Analysis of one of the genes in the H5N1 flu virus, which is viewed as the best contender for the next pandemic, has shed new light on the virus's awesome virulence.
Researchers Zachary Bornholdt and Venkataram Prasad from Baylor College, Houston, writing in this week's Nature, have analysed the structure of the H5N1 flu NS1 (non-structural 1) gene, which has a track record for helping the virus to evade the immune response. The researchers purified and made crystals of the NS1 protein, which they then examined with X-rays to pick apart the molecular structure and therefore how the protein might thwart the body's attempts to attack the virus.
Previous research had shown that part of the way that NS1 achieves its effects is by blocking the actions of an immune-signalling hormone called interferon; this puts cells on high-alert and switches on a variety of safety measures in cells that enable them to detect the presence of viruses and prevent their growth. One of the cellular trip-wires laid to detect viral intrusion are molecules that are sensitive to a form of genetic material called double-stranded RNA, which is never normally present in a cell but is produced when some viruses, inclujding the flu, infect a cell. But somehow flu delicately tiptoes past these defences, and now the studies on the NS1 gene may explain how.

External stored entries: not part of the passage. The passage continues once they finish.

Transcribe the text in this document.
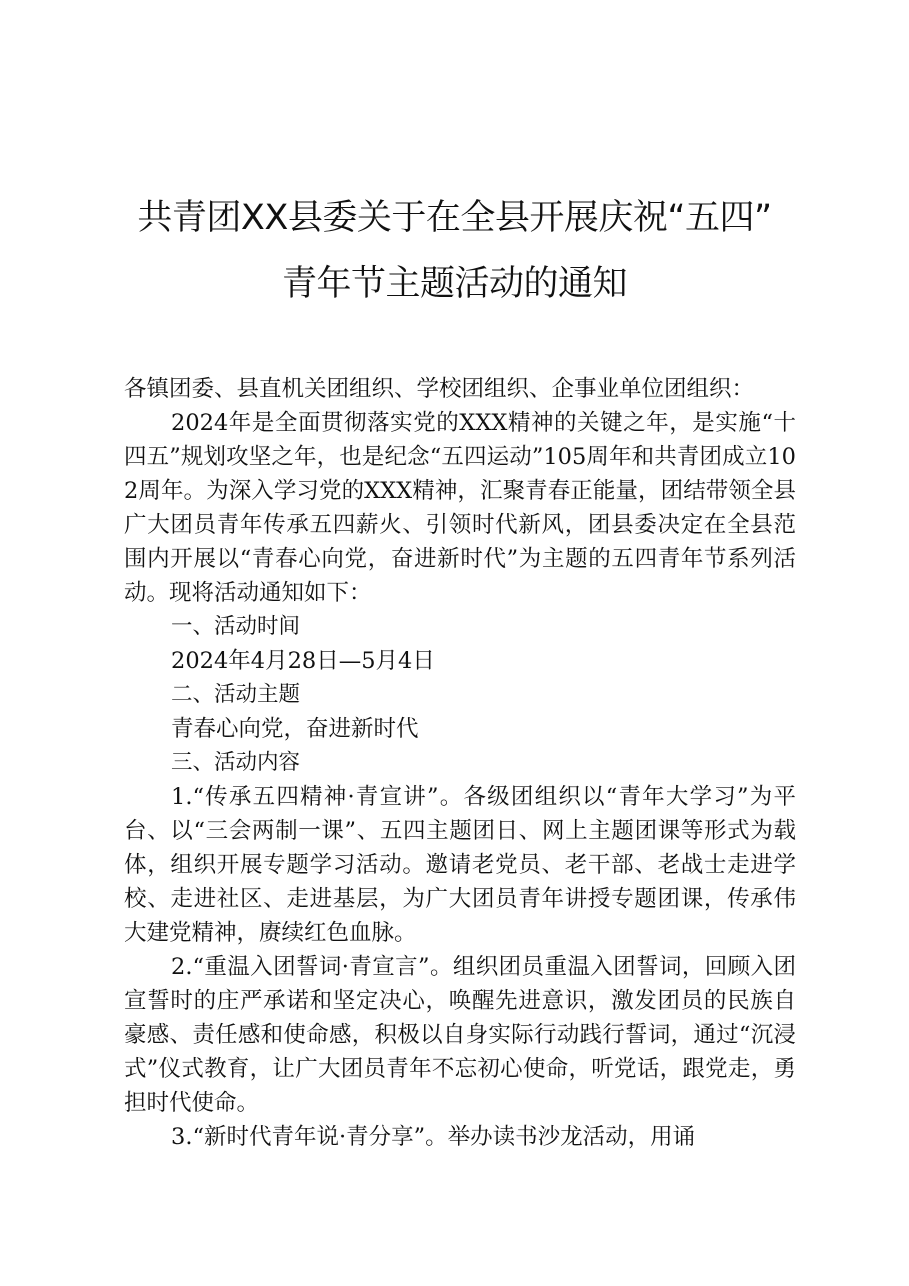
共青团XX县委关于在全县开展庆祝“五四”
青年节主题活动的通知

各镇团委、县直机关团组织、学校团组织、企事业单位团组织：

2024年是全面贯彻落实党的XXX精神的关键之年，是实施“十四五”规划攻坚之年，也是纪念“五四运动”105周年和共青团成立102周年。为深入学习党的XXX精神，汇聚青春正能量，团结带领全县广大团员青年传承五四薪火、引领时代新风，团县委决定在全县范围内开展以“青春心向党，奋进新时代”为主题的五四青年节系列活动。现将活动通知如下：

一、活动时间

2024年4月28日—5月4日

二、活动主题

青春心向党，奋进新时代

三、活动内容

1.“传承五四精神·青宣讲”。各级团组织以“青年大学习”为平台、以“三会两制一课”、五四主题团日、网上主题团课等形式为载体，组织开展专题学习活动。邀请老党员、老干部、老战士走进学校、走进社区、走进基层，为广大团员青年讲授专题团课，传承伟大建党精神，赓续红色血脉。

2.“重温入团誓词·青宣言”。组织团员重温入团誓词，回顾入团宣誓时的庄严承诺和坚定决心，唤醒先进意识，激发团员的民族自豪感、责任感和使命感，积极以自身实际行动践行誓词，通过“沉浸式”仪式教育，让广大团员青年不忘初心使命，听党话，跟党走，勇担时代使命。

3.“新时代青年说·青分享”。举办读书沙龙活动，用诵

Previously scientists thought that NS1 worked as a double act known as a dimer, with two molecules joined together. But when Bornholdt and Prasad prepared the crystals of the protein they found that the NS2 molecules were linking together to form tube-like structures resembling the cardboard roll at the centre of a reel of paper towel. This tube, they found, forms around viral double-stranded RNA molecules, disguising them from the cell's surveillance. This discovery could help scientists to develop small molecules designed to disrupt the process, thwarting the viral subterfuge.